One of the gravest obstacles Jeb Bush will have to face as he embarks on a run for president is shaking the ghost of his brother’s legacy. That was most apparent Wednesday in a town hall style meeting in Reno, Nevada when a college student told the former Florida governor, “Your brother created ISIS.”
The emergence of the Islamic State, also referred to as ISIS or ISIL, is ultimately more complex and the culmination of many factors. The radical Islamist movement currently inflicting its brutal rule of law over parts of Syria and Iraq emanated from poor American policy in the region paired with the conditions laid out over decades of authoritarian rule by brutal despots.
Following the Soviet invasion of Afghanistan in 1978, the CIA coordinated closely and covertly with Pakistani intelligence and with Saudi funding to train Islamist militants.

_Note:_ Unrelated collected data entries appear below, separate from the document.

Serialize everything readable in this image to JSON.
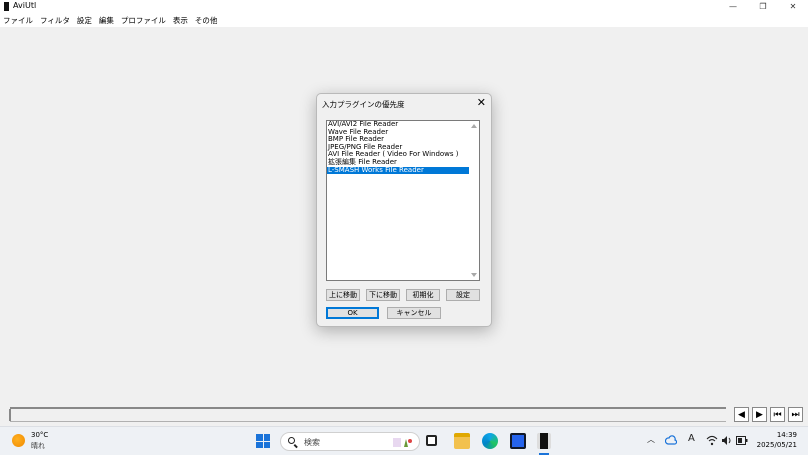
{
  "window": {
    "title": "AviUtl",
    "minimize_icon": "—",
    "maximize_icon": "❐",
    "close_icon": "✕"
  },
  "menu": {
    "items": [
      "ファイル",
      "フィルタ",
      "設定",
      "編集",
      "プロファイル",
      "表示",
      "その他"
    ]
  },
  "dialog": {
    "title": "入力プラグインの優先度",
    "close_icon": "✕",
    "plugins": [
      "AVI/AVI2 File Reader",
      "Wave File Reader",
      "BMP File Reader",
      "JPEG/PNG File Reader",
      "AVI File Reader ( Video For Windows )",
      "拡張編集 File Reader",
      "L-SMASH Works File Reader"
    ],
    "selected_index": 6,
    "buttons": {
      "move_up": "上に移動",
      "move_down": "下に移動",
      "reset": "初期化",
      "settings": "設定",
      "ok": "OK",
      "cancel": "キャンセル"
    }
  },
  "nav_buttons": {
    "prev_frame": "◀",
    "next_frame": "▶",
    "first_frame": "⏮",
    "last_frame": "⏭"
  },
  "taskbar": {
    "weather": {
      "temp": "30°C",
      "desc": "晴れ"
    },
    "search_placeholder": "検索",
    "tray_text_icon": "A",
    "time": "14:39",
    "date": "2025/05/21"
  },
  "colors": {
    "selection": "#0078d7",
    "start_blue": "#1a73d9",
    "dialog_bg": "#f0f0f0"
  }
}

This period — well documented in books like Steve Coll’s Ghost Wars – is where leaders of future radical Islamist organizations got their start, including Osama bin Laden and Abu Musab al-Zarqawi.
A barely literate, former gang member, al-Zarqawi traveled to Afghanistan to fight against the Soviets in the 1989. Three months after the U.S. invasion of Iraq, he traveled to Sunni Muslim-dominated regions of the country. A year later, al-Zarqawi formed al-Qaeda in Iraq (AQI) and enacted a violent philosophy that included beheadings, mass slaughter of different sects (mainly Shiite Muslims), and attacking mosques. Al-Zarqawi was killed in June 2006 by a U.S. drone strike. In October of that same year, AQI merged with other Islamist factions to create the Islamic State of Iraq (ISI).
Meanwhile, a cauldron of dangerous events was unfolding that would later set the stage for what is happening today. While the U.S. was busy with the de-Baathification of the Iraqi military, Syria’s President Bashar al-Assad was busy funneling radical Islamists – many with experience fighting against the Soviets in Afghanistan – through Syria and into neighboring Iraq.
“Debaathification stripped the country of capable men who inevitably resented the U.S. for forcing them out of jobs,” Shane Farrell, a security risk consultant based in Istanbul, told ThinkProgress. This is one of the many critiques levelled at the Bush administration’s policies in Iraq. “Military strategy was absent of any ‘day after’ plan. They quickly lost ‘hearts and minds’,” said Farrell.
Expelled from participation in the military and left to rot at home, many Baathists began looking for ways to insert themselves back into Iraqi political life. One of these former Baathists was Samir Abd Muhammad al-Khlifawi but better known as Haji Bakr. According to the German newspaper Der Spiegel, Haji Bakr was “the strategic head of the group calling itself ‘Islamic State’ (IS).”